THE Asian Development Bank said the Philippines’ tight fiscal situation, weak infrastructure, investors’ lack of confidence, and the scarcity of productive employment opportunities are the critical constraints to growth and poverty reduction in the next five to eight years.

In its report, the Manila-based lender said many of these critical constraints are interlinked.

The ADB said removing these three constraints such as the tight fiscal space, inadequate infrastructure, and weak investor confidence will result in increased private investments from domestic and foreign sources.

To ensure that growth can be sustained at a high level similar to that achieved by other Southeast and East Asian economies in recent decades, the government will have to address market failures to encourage investments in a diversified manufacturing sector and exports, and in the upgrade of the level of technology.

 The country’s gross domestic product (GDP) doubled between 1986 and 2006—a growth rate of about 3.5 percent each year. However, the multilateral lender said this pace of growth leaves much to be desired when compared with that of many of the Philippines’ East and Southeast Asian neighbors. Last year, growth picked up to 7.3 percent, a 31-year record for the country, but expansion is seen to taper off this year due to a slowdown in the Philippines’ biggest export market, the US.

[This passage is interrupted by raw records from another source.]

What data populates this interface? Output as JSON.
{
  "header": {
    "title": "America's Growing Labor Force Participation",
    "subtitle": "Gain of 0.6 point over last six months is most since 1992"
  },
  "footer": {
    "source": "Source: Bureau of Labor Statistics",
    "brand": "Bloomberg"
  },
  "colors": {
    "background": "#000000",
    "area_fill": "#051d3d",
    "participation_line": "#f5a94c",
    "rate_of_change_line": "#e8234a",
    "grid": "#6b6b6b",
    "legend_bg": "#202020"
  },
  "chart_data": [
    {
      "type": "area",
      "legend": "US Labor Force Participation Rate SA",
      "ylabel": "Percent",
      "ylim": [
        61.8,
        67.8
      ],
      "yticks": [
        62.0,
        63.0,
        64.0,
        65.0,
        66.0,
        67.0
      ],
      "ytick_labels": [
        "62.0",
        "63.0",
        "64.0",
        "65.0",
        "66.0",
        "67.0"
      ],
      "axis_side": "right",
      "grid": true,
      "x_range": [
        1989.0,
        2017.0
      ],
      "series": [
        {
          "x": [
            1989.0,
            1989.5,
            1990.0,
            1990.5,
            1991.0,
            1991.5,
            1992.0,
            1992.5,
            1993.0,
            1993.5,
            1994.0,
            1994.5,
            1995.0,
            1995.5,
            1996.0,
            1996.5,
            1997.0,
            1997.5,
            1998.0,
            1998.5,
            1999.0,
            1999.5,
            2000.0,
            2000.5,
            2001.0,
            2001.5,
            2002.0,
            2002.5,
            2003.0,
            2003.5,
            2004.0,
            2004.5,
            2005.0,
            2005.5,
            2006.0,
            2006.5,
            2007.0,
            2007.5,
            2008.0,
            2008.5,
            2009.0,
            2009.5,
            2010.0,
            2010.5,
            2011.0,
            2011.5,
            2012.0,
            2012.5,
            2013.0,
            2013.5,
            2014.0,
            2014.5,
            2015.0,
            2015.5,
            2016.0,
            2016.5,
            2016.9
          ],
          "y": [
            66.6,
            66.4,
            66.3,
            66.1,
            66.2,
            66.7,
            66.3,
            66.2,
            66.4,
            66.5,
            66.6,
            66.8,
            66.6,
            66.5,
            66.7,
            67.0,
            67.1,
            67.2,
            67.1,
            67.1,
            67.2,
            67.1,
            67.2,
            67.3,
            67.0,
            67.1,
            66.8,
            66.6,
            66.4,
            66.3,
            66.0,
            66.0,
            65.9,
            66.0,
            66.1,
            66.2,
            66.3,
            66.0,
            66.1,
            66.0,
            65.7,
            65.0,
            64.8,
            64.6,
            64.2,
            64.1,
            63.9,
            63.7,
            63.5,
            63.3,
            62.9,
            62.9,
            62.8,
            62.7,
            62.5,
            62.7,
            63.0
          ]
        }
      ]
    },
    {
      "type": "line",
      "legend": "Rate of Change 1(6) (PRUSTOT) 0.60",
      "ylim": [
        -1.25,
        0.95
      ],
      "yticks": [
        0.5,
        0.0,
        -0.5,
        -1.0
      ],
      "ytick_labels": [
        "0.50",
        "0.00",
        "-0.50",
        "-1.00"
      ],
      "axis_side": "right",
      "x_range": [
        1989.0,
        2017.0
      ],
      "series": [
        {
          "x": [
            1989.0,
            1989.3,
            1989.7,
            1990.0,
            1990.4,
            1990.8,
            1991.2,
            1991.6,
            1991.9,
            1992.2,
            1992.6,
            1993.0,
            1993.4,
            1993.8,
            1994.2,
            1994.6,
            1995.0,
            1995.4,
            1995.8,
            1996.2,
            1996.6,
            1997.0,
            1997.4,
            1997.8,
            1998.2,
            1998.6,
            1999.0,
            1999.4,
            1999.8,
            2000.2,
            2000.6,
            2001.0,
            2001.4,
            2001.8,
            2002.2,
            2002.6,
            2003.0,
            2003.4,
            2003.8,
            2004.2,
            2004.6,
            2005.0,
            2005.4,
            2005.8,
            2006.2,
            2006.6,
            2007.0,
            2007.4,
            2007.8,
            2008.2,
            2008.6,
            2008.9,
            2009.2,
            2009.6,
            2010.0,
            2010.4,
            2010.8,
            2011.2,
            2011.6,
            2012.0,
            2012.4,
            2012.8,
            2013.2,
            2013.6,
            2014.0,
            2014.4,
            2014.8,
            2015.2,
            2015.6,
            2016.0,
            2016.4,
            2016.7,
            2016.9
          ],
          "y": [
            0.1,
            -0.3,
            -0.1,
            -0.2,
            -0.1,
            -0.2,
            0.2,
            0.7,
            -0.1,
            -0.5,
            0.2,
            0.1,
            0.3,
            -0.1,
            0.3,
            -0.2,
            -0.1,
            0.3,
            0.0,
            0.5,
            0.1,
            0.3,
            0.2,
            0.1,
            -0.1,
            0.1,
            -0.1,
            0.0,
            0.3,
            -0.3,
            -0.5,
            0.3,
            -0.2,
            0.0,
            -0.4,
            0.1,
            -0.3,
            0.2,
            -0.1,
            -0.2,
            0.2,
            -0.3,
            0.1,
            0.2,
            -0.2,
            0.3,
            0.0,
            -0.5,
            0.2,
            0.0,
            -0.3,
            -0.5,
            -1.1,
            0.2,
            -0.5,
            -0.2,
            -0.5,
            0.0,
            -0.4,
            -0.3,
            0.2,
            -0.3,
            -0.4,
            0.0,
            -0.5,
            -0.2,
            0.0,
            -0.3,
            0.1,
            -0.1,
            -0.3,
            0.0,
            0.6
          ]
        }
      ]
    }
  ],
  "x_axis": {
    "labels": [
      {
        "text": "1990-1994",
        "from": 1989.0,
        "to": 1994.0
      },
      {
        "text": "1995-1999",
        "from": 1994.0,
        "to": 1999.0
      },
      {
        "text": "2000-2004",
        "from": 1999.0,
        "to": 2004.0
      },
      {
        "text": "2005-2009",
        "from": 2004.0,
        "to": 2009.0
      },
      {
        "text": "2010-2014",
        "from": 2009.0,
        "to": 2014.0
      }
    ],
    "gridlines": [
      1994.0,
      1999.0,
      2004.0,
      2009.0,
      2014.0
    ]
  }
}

The ADB said sustained and high growth, resulting from the removal of the abovementioned critical constraints, will create more productive employment opportunities. This is essential because insufficient employment is the most critical constraint to poverty reduction in the Philippines, it said.

The ADB, however, said that the expansion in employment opportunities may not lead to significant poverty reduction unless inequalities in access to development opportunities are reduced and removed by instituting good governance and better policies.

The lender also proposed the following policy priorities to address the constraints: the expansion of the government’s fiscal space by instituting efficient tax collection machinery, streamlining of the tax incentive program, strengthening expenditure management, rationalizing the rate structure of the tax system, and cutting losses of and subsidies to government owned or controlled corporations.

The ADB also said the country should accelerate infrastructure development, catching up with the Electric Power Industry Restructuring Act (EPIRA), upgrade and maintain roads and transport systems, expanding regional and local infrastructure and minimizing political instability.